五匹程度の猪を団子刺しにして、それでも足りぬとさらに一歩、精霊力を薙刀に注ぎ込みながら足を踏み出した。
奇鳳院流精霊技、連技――
「――細波短冊!!」
瞬時に、生まれていた火閃が横に広がり、炎の刃を造り出す。
―――犠ィッ亜ァァ!!?
焼かれながら絶命する苦痛に叫ぶ穢獣を尻目に、群れの間合いから一気に逃れて楯班が造る防護柵の奥へと戻った。
未だ、猛る穢レどもの群れを抑え込むように、防人や諒太が放つ精霊技が叩いていく。
――思った以上に上手くいっている。
咲もその間に加わって、雪崩れ込もうとする穢レを倒しながら、頭の片隅でちらりとそう考えた。
穢レの量は桁が違うものの、質は山狩りで釣り出されるものとそう違いは無い。
濃い瘴気で強化されている節は見受けられていても、数の多さに追いついていないのか、強化の上限も高が知れていた。
――これなら、この場所は抑えきれる。
そう、少しだけ希望を持った時、轟音と地響きに似た揺れが大路を揺らした。
「なっっ!?」
何が!? そう叫ぶことも出来ずに轟音が響いた方向に視線を向けて、家だった大量の木材が宙を舞うさまを見て、今度こそ言葉を失う。
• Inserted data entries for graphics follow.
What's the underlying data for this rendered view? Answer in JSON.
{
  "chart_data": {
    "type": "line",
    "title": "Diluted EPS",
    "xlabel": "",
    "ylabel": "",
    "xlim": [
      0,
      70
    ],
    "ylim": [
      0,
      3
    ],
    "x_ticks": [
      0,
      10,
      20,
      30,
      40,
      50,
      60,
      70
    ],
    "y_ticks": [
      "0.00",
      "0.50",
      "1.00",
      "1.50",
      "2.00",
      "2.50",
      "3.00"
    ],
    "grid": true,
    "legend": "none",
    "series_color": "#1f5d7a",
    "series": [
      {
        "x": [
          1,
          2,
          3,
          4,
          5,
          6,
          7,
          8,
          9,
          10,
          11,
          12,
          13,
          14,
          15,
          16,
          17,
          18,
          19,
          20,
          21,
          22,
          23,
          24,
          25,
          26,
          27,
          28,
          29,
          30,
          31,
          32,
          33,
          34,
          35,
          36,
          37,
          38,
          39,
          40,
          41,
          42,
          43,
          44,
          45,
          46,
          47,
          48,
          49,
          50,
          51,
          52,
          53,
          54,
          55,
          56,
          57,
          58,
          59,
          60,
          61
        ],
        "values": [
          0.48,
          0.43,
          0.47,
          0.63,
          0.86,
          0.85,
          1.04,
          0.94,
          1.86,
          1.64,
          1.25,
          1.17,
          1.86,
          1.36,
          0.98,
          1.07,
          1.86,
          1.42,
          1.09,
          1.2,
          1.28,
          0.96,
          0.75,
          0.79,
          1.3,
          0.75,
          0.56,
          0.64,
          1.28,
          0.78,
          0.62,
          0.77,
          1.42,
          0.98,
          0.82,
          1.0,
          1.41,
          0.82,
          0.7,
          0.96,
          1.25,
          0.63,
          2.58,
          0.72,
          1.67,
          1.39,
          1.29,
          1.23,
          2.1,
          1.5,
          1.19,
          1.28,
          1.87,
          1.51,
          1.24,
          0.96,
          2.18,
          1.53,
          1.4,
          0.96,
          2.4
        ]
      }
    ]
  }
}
木材の破片と共に莫大な土煙が舞い上がり、その向こうに赤銅の肌と、それを盛り上げる強靭な筋肉が見えた。
幾つかの家を挟んですら見て取れる巨大な体躯。
大別して表現するなら、人間の姿に最も近いだろう其れは、咲をして初めて見るものの、最も有名な化け物の一体。
「大鬼!!」
―――餓亜ァァアッッッ!!
口腔に収まりきらぬほどに乱雑に生えた乱杭歯の隙間から雄叫びを吠え猛りながら、その大妖は、舘波見川向けて脚を踏み出してきた。
TIPS:神器について。
神性を得た存在から与えられる器物の総称。
精霊器と同一視されがちだが、器物といっても厳密には物質ではなく本質的には霊質に近い。
その正体は、神性が司る本質を言霊と神気で形にしたもの。極小の神域といっても過言ではない。